In het archief van het kadaster zit een kadastrale hulpkaart, getekend in het jaar 1878. Kort ervoor heeft een verbouwing plaatsgehad. Daarbij werd de noordelijke zijbeuk van de boerderij over de volle lengte verbreed en werd aan het stalgedeelte een uitbouw gerealiseerd over een deel van de oostelijke dwarsgevel. Het is aannemelijk dat de noordelijke gebintstijl van gebint 6 toen ook is omgevormd tot een kreupele stijl in verband met de toegankelijkheid van die uitbouw.
De huidige vorm van de boerderij dateert dus grotendeels van vóór 1784, maar is kort voor 1878 verbreed. Het is tamelijk uitzonderlijk dat er in zoveel jaren zo weinig aan de hoofdvorm is gewijzigd.
De combinatie van een grotendeels compleet houtskelet met een opzet van de boerderij die nog alle kenmerken van een hallehuis heeft is cultuurhistorisch gezien van grote waarde.
Op de kadasterkaart van 1880 is de uitbouw aan de oostelijke dwarsgevel van de boerderij nog aanwezig. Na 1880 is de uitbouw weer verdwenen.
Het interieur van het woongedeelte is ook nog recent aangepast aan nieuwe wooneisen. De indeling is daardoor geheel gewijzigd met uitzondering van de kelder.
Momenteel wordt een nieuw huis gebouwd vóór de oude boerderij en daarna zal de oude bouw worden verwijderd. Goede documentatie ervan is nodig en als het enigszins kan moet het houtskelet ongeschonden bewaard blijven voor een nieuwe toepassing.
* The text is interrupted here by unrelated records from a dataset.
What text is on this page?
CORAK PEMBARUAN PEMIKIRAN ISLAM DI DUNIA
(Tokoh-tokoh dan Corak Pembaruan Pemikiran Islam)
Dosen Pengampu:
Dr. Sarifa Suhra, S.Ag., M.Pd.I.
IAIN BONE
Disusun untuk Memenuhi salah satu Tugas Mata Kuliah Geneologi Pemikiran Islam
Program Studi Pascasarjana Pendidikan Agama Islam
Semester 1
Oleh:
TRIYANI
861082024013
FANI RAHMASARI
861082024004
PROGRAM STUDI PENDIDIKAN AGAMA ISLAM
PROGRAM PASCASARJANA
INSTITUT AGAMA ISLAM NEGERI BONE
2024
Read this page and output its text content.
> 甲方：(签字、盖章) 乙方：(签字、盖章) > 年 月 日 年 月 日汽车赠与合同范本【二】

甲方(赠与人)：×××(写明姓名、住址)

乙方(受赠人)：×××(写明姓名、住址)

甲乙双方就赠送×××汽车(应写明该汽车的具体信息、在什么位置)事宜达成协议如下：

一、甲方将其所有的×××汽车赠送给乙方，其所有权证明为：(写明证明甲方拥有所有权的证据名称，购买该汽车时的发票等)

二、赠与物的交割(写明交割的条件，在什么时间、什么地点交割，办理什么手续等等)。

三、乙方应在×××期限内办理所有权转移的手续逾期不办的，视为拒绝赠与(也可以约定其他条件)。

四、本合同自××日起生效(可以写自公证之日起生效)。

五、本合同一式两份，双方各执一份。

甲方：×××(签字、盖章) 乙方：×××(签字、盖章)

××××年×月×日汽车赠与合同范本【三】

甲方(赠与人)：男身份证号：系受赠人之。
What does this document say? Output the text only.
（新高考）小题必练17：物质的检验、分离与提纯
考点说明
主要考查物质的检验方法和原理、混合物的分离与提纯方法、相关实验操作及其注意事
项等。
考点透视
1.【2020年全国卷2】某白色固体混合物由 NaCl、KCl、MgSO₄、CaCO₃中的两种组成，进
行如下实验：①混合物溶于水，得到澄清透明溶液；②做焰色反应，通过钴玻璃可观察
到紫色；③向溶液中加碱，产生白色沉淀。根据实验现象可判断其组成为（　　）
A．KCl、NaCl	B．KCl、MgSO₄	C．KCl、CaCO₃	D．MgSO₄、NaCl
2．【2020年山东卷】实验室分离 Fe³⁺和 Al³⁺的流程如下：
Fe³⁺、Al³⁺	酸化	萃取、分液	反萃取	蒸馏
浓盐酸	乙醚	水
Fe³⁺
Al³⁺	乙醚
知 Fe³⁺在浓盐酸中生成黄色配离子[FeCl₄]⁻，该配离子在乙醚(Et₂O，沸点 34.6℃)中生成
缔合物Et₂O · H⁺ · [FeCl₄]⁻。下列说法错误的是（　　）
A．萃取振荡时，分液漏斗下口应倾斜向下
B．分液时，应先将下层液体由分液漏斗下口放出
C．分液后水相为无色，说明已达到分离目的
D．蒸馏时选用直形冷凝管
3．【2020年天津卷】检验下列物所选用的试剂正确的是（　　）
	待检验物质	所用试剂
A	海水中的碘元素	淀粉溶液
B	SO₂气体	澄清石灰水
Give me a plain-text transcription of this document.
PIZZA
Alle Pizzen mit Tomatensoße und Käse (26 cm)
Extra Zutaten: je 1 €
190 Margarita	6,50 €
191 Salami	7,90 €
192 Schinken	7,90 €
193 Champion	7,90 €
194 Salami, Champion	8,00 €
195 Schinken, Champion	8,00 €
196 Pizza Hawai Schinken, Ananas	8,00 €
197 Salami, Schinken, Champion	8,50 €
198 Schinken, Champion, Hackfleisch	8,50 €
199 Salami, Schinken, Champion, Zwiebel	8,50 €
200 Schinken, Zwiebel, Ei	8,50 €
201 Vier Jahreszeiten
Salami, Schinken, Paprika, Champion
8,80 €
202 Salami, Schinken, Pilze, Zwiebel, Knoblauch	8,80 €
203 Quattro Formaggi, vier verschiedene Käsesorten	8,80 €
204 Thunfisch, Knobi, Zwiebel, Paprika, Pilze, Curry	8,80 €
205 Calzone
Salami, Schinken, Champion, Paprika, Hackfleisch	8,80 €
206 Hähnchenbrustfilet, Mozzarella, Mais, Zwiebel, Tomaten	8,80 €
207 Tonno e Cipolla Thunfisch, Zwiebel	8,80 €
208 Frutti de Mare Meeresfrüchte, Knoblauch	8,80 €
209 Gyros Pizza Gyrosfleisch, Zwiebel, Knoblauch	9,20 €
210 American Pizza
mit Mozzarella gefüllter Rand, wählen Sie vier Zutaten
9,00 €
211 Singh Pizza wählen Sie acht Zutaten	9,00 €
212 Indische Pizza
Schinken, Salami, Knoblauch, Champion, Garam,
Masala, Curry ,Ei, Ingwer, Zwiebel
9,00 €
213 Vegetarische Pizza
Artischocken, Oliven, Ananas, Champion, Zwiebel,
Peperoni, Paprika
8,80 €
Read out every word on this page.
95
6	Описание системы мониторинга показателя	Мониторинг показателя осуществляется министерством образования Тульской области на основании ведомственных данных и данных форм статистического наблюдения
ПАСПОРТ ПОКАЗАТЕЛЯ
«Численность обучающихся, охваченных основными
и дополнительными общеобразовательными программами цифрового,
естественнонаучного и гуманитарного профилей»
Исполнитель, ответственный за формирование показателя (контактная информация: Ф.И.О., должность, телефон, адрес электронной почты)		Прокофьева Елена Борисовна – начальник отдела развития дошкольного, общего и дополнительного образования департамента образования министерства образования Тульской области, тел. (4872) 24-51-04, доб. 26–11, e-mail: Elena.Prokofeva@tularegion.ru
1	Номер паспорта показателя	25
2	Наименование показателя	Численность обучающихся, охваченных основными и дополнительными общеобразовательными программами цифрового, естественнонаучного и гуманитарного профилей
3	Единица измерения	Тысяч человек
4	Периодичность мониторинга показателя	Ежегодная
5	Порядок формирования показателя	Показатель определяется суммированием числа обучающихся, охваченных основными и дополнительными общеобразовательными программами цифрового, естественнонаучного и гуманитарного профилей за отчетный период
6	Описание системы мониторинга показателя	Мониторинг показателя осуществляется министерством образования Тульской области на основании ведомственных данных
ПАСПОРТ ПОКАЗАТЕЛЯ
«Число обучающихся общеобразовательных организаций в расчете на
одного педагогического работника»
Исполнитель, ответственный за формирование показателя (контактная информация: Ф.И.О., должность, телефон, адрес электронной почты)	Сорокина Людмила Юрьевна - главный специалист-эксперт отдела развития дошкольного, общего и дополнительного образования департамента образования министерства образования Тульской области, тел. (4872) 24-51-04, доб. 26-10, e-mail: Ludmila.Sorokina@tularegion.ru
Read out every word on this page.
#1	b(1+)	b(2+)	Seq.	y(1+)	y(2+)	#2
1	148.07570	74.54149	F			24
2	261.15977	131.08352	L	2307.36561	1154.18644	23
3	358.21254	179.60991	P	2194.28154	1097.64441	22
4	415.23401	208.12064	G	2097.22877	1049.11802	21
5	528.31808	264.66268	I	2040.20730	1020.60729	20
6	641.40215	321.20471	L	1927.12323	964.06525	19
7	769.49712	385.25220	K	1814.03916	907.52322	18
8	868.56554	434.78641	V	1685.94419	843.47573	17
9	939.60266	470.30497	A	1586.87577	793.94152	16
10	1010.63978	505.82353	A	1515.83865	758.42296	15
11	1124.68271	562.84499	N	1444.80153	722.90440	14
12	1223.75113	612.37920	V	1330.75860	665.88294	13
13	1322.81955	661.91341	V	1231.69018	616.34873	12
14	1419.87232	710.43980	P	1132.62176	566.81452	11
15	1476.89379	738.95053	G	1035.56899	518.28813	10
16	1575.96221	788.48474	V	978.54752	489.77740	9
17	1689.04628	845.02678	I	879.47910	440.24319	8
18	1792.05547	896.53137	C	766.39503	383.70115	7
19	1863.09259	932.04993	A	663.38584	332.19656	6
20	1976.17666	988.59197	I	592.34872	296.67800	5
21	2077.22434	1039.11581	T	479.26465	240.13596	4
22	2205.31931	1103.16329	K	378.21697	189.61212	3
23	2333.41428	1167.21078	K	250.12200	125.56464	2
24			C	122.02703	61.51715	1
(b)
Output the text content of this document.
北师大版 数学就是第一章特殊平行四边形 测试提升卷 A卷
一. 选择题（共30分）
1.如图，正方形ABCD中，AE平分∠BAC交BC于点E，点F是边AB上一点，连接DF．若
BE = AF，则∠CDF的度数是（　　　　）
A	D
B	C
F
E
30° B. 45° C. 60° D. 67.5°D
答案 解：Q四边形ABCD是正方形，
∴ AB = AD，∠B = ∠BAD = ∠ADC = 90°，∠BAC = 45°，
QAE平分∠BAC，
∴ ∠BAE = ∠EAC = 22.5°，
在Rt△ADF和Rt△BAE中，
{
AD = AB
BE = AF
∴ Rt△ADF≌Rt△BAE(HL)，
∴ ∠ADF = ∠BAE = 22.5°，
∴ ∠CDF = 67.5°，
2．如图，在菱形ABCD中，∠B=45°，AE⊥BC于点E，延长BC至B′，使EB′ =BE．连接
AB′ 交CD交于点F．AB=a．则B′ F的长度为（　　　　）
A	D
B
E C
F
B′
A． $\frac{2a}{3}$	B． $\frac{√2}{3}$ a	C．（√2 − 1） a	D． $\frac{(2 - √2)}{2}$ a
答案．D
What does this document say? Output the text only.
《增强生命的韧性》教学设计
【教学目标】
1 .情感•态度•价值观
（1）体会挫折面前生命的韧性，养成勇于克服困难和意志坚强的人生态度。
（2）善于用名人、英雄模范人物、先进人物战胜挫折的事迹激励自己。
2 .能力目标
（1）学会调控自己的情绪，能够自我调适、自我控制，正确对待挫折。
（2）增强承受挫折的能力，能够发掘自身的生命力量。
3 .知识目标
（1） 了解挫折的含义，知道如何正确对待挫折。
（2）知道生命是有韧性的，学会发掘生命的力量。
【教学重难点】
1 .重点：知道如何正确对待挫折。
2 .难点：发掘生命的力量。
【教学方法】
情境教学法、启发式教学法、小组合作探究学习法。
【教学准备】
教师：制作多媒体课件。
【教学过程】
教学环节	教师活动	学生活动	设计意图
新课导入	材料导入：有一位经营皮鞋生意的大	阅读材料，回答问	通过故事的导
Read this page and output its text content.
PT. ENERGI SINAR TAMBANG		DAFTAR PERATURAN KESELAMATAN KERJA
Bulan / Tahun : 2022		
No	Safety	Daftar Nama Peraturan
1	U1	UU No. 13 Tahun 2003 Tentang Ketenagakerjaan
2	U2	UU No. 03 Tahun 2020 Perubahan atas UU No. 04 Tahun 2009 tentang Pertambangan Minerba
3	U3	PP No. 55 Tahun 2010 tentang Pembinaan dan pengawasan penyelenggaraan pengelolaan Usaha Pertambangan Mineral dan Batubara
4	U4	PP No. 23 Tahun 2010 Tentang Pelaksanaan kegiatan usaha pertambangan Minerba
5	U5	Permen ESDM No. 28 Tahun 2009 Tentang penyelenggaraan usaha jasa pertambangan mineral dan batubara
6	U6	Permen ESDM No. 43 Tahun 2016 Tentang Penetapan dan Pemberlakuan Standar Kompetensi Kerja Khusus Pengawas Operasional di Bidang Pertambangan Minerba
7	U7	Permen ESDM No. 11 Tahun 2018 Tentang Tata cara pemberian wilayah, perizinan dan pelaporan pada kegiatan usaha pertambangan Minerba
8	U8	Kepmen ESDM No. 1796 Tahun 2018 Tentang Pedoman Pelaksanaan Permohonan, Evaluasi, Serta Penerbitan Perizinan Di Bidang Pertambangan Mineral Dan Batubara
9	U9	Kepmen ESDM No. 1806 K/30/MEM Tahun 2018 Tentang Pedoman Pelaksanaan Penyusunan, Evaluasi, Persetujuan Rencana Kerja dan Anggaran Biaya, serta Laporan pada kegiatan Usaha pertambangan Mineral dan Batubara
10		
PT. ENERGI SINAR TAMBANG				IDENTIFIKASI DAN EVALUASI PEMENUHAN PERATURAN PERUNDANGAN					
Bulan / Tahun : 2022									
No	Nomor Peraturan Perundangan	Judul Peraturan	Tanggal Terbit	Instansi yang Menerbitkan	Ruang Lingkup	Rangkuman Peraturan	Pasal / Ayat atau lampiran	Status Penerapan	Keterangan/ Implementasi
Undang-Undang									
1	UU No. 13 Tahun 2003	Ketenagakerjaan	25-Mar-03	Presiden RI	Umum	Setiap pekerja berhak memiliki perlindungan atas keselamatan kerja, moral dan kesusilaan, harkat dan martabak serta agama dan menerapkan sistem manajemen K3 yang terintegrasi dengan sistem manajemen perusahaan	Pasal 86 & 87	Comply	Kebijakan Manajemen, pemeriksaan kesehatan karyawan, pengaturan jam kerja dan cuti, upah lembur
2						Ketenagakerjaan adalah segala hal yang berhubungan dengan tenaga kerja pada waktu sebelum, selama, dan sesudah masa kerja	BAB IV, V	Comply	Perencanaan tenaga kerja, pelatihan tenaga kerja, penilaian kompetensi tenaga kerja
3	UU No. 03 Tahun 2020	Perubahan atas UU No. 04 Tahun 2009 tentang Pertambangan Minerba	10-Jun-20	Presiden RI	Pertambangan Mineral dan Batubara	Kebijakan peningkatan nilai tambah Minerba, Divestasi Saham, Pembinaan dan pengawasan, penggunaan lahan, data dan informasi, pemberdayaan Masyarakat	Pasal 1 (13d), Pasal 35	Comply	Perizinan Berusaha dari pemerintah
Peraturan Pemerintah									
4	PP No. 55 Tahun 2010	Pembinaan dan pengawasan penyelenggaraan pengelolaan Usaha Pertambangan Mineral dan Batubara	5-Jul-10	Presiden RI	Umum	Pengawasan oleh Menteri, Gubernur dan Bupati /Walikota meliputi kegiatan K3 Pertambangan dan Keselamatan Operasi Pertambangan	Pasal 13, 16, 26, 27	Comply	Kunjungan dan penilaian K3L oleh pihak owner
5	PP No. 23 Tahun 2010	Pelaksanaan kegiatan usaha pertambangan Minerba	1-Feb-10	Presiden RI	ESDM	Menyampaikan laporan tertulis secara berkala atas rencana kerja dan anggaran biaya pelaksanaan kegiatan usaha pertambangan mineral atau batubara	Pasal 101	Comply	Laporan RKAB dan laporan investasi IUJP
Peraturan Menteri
Samenvatting bouwgeschiedenis Leurke 6
1618 | Bouw van een hallehuis van 5 gebinten |
1618-1784 | Verlenging van het stalgedeelte met een extra gebint. |
1784 | De voorgevel van de boerderij is in baksteen opgetrokken. Tegelijk ook een deel van de achtergevel. Van de zijgevels is dat niet bekend |
1878 | de boerderij wordt aan één zijde verbreed en er komt een aanbouw aan de achtergevel. Het later toegevoegde gebint wordt daarvoor aangepast. |
Na 1880 | De uitbouw aan de achtergevel wordt verwijderd. Het woongedeelte wordt (in fasen) intern aangepast. |
De bouwvorm in 2018 is grotendeels de bouwvorm van 1784.
De schuur bij Leurke 6
Op het erf staat een losse schuur, niet ongewoon bij hallehuizen. De schuur heeft de opzet van een dwarsdeelschuur en is opgebouwd uit vier ankerbalkgebinten met daarboven een sporenkap van eiken sporen. Later is de schuur aan de zuidkant verlengd met gebruik van staal en een dak van rondhout. Ook in de schuur is dus een oud en compleet houtskelet aanwezig met grote delen van de oude sporenkap. In de nog aanwezige houtconstructie is te zien dat aan de zuidkant van de schuur, vóór de verlenging, een groot dakoverstek aanwezig was. Een fenomeen dat elders in Brabant lang heeft standgehouden, maar dat in de regio Boekel voor zover bekend een schaars verschijnsel is. Restauratie van de schuur is goed mogelijk. De latere verlenging kan verwijderd worden en de grote overstek hersteld. Over de ouderdom van de schuur valt weinig te zeggen. Jaarringenonderzoek aan de gebinten is gewenst. Het oude gedeelte van de schuur is op de kadasterkaart van 1832 al aanwezig en op de hulpkaart van 1878 nog ongewijzigd.
Boerderij Leurke 5a
Het pand naast Leurke 6, slechts gescheiden hiervan door een slootje en een bomenrij, is ongenummerd en staat op het perceel van Leurke 5. We geven het hier aan als Leurke 5a. Het pand lijkt ouder dan Leurke 6 vanwege de vorm en afwerking van de gebinten.Het is een voormalig noord-zuid gericht hallehuis. Het woongedeelte is in twee fasen zijwaarts uitgebouwd. Als er aan één zijde een aanbouw is gerealiseerd ontstaat een L-vormige plattegrond en dan noemen we een dergelijke boerderij een krukhuis. Leurke 5a was zo’n krukhuis, maar later werd ook aan de andere kant een aanbouw gerealiseerd zodat aan weerszijden een kruk aanwezig is en de plattegrond T-vormig werd. Dat wordt dan doorgaans een T-huis of dwarshuis genoemd. Veel dwarshuizen zijn ontstaan doordat tegen het stalgedeelte van de boerderij, in één keer, een nieuw woongedeelte werd gebouwd met een nokrichting loodrecht op de stal. Bij Leurke 5a is dat niet het geval en zouden we moeten spreken van een dubbel krukhuis. Leurke 5a heeft daarmee een bijzondere bouwgeschiedenis.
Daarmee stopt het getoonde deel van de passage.